Proving G cannot Equal HK When K Contains a Conjugate of H

[SiddharthM]

I've been trying to prove something that seems obvious but have had no success thus far:

say G is a finite group and H and K are proper subgroups, if K contains a conjugate of H, then it isn't possible to have G=HK.

Proof anybody?

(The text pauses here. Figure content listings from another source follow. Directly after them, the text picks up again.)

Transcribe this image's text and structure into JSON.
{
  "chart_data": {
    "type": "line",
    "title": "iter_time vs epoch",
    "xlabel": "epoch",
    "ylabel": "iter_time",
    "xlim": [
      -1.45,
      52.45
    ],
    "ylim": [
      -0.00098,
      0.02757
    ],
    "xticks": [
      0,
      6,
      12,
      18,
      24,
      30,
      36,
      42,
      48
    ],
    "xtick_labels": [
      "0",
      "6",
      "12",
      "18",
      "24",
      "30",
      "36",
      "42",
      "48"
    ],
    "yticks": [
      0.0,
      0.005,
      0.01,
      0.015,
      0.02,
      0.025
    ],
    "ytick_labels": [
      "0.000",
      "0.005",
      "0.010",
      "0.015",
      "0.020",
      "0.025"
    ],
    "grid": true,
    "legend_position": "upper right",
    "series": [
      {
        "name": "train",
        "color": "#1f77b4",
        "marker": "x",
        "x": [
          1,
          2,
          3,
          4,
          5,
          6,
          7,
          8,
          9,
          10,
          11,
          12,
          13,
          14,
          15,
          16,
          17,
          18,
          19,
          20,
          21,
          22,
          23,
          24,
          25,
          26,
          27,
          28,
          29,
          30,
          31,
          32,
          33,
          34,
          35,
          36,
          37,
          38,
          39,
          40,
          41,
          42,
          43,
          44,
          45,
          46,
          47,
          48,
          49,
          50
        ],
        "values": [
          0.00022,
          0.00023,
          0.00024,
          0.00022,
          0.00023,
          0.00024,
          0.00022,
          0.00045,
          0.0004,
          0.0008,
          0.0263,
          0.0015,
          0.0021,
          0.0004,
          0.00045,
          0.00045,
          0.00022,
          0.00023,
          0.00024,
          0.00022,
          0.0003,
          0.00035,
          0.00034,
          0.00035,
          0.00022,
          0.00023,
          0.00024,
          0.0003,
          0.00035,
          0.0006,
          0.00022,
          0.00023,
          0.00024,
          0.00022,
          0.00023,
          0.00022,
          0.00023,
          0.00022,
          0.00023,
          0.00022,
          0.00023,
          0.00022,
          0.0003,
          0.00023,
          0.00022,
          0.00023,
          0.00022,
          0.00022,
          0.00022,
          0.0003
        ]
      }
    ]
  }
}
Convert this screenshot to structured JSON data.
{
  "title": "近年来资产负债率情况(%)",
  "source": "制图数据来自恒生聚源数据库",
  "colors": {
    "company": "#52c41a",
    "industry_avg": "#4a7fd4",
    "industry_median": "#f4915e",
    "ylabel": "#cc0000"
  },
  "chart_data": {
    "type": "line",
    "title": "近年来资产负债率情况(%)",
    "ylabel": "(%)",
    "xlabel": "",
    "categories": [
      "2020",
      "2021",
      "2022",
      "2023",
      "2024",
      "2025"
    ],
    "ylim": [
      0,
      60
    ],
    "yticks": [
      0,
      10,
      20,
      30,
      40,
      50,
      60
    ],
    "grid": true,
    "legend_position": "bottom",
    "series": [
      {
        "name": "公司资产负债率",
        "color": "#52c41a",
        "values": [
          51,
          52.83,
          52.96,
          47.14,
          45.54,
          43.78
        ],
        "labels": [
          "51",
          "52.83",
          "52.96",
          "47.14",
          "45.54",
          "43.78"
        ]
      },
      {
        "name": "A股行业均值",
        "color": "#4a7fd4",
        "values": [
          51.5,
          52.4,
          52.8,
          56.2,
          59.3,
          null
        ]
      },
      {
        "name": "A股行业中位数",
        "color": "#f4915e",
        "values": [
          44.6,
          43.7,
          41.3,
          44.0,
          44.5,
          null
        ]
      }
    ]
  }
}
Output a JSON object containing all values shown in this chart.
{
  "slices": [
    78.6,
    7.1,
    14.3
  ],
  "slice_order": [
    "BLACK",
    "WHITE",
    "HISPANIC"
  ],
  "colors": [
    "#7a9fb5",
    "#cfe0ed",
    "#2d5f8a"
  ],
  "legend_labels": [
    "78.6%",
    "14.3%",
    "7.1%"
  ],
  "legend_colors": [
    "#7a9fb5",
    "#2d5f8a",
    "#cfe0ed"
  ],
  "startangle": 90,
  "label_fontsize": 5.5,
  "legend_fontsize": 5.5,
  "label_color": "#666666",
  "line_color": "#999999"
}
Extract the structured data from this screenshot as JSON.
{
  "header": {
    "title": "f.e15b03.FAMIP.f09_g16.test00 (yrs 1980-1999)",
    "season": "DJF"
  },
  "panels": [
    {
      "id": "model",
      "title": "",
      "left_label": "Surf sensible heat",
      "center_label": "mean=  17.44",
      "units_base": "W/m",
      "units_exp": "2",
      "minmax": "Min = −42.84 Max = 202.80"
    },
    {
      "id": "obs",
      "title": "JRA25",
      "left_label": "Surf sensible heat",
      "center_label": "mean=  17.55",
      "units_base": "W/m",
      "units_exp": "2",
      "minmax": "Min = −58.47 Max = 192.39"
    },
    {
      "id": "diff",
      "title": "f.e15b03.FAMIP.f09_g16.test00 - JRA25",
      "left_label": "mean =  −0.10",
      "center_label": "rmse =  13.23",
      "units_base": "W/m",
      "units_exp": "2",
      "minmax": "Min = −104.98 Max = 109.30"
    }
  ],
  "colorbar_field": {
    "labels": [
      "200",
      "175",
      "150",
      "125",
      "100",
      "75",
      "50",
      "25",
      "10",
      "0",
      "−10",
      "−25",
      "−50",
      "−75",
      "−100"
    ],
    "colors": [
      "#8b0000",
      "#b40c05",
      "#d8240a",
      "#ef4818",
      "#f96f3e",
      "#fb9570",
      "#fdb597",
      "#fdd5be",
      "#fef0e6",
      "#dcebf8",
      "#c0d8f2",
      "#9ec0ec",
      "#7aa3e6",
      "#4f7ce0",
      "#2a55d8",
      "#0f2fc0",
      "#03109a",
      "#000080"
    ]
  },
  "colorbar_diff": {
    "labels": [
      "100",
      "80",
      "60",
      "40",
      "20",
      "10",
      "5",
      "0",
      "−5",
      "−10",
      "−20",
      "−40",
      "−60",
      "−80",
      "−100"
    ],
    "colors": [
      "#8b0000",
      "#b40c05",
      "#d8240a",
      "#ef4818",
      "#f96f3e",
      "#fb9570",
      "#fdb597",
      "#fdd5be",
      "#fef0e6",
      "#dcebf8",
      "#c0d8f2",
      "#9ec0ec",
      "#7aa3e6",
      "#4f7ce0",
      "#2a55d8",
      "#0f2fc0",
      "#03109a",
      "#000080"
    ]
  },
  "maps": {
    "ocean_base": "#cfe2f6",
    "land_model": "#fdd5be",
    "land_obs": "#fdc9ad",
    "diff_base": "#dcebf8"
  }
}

I'm happy if one can prove the special case below:

It's fairly easy to show one can't have the product of a proper subgroup and it's conjugate equal to a group i.e. it isn't possible that Hx^{-1}Hx=G unless H=G. Can you show it for an arbitrary product of conjugates? i.e. if $$\Pi_{x \in G} H^x=G$$ then H=G. Note that $$H^x=x^{-1}Hx$$

thanks for the help

 

[rasmhop]

Let c be an element such that $cHc^{-1} \subseteq K$.

Assume G=HK.

Express $c^{-1}$ as a product $c^{-1}=hk$ with h in H and k in K. Then
$$1 = chc^{-1}ck$$
$$(chc^{-1})^{-1}k^{-1} = c$$
both factors on the left hand side are in K so c is in K.

Since c is in K, $H \subseteq c^{-1}Kc = K$. We then have G=HK=K so K isn't a proper subgroup of G.

 

[SiddharthM]

thanks for the prompt reply, i appreciate the help.